Please help me.
I am new to web scraping in R. I want to collect the link download data tables on this page (http://burkinafaso.opendataforafrica.org/). My project is to make these data more accessible.
Here is the website : http://burkinafaso.opendataforafrica.org/
In the page Donnée I have a list of the sectors. Agriculture: 43 tables Public Help: 7 tables ...
When I click on Agriculture I get the dataset list. https://drive.google.com/open?id=1cInWz62HjbcpgJ00rK-8Q-0p71mC59hq
- I want to get the list of these titles.
- For each title get the download link of the dataset.
I tried this code below to see the structure of the site. But I do not see the architecture that can allow me to extract these links.
library(RCurl)
library(XML)
library(rvest)
URL <- "http://burkinafaso.opendataforafrica.org/"
pg <- read_html(URL)
p <- html_children(pg)[1]
pp <- html_children(pg)[2]
html_structure(p)
html_structure(pp)
library(RCurl)
library(XML)
library(rvest)
URL <- "http://burkinafaso.opendataforafrica.org/data/#topic=Agriculture"
pg <- read_html(URL)
p <- html_children(pg)[1]
pp <- html_children(pg)[2]
html_structure(p)
html_structure(pp)
For example, I tried this code for links in tags. But I do not get the differents download links.
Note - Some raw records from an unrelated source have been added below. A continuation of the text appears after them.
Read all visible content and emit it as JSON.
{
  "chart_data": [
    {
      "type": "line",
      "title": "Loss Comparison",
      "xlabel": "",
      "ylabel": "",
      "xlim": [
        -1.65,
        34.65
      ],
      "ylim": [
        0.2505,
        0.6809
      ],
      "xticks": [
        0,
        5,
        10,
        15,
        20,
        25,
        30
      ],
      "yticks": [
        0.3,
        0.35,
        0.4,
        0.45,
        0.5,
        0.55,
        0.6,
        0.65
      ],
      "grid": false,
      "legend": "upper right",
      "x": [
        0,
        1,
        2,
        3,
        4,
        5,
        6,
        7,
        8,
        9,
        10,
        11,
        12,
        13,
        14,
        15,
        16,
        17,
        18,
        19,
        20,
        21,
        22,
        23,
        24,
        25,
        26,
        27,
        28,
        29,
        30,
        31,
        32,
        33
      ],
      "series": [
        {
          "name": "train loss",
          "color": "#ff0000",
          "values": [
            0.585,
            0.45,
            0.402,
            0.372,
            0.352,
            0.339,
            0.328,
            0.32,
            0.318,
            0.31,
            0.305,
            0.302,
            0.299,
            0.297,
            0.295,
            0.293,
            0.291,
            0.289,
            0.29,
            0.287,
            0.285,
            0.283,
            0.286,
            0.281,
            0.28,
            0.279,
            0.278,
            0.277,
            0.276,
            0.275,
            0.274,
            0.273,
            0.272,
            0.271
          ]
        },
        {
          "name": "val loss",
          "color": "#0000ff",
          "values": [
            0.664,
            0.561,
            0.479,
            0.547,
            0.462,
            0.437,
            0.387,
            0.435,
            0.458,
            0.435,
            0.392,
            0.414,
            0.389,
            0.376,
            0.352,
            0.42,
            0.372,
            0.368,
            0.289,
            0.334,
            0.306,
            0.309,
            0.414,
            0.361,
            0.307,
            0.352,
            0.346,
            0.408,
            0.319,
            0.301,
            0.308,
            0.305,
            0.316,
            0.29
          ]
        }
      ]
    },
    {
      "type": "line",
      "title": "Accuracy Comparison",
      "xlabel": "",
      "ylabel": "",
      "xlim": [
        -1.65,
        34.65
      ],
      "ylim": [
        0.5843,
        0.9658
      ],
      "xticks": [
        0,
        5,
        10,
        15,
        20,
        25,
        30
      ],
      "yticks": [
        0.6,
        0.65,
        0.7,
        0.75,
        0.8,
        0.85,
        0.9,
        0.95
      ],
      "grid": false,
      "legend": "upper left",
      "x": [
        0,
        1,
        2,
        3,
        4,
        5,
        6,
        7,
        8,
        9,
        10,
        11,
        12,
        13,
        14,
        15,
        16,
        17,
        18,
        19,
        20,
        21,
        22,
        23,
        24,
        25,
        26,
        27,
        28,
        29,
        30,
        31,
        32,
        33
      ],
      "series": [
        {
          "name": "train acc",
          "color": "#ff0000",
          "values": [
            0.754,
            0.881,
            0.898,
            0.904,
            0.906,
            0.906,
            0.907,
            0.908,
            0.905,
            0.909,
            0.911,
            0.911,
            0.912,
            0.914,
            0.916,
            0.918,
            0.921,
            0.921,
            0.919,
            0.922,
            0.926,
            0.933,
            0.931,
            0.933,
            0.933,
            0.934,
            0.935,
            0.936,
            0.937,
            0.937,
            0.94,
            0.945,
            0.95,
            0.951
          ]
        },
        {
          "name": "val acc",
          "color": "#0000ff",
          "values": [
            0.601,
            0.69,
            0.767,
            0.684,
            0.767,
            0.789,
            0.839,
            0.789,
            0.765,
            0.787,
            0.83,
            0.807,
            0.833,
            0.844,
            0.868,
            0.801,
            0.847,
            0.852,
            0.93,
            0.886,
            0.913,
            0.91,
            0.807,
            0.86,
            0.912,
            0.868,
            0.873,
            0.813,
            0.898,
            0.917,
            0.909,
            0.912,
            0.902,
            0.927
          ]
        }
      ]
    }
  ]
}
URL <- "http://burkinafaso.opendataforafrica.org/data/#topic=Agriculture"
pg <- read_html(URL)
all.url <- html_attr(html_nodes(pg, "a"), "href")
all.url <- as.data.frame(all.url)
As results I expect, For each itm the list of tables and download links. For example:
for Public Aid (7):
label links
Aide extérieure par secteur de 1995 à 2006 (en millions de FCFA) download links Aide extérieure par type (en millions de FCFA) download links
Please help me.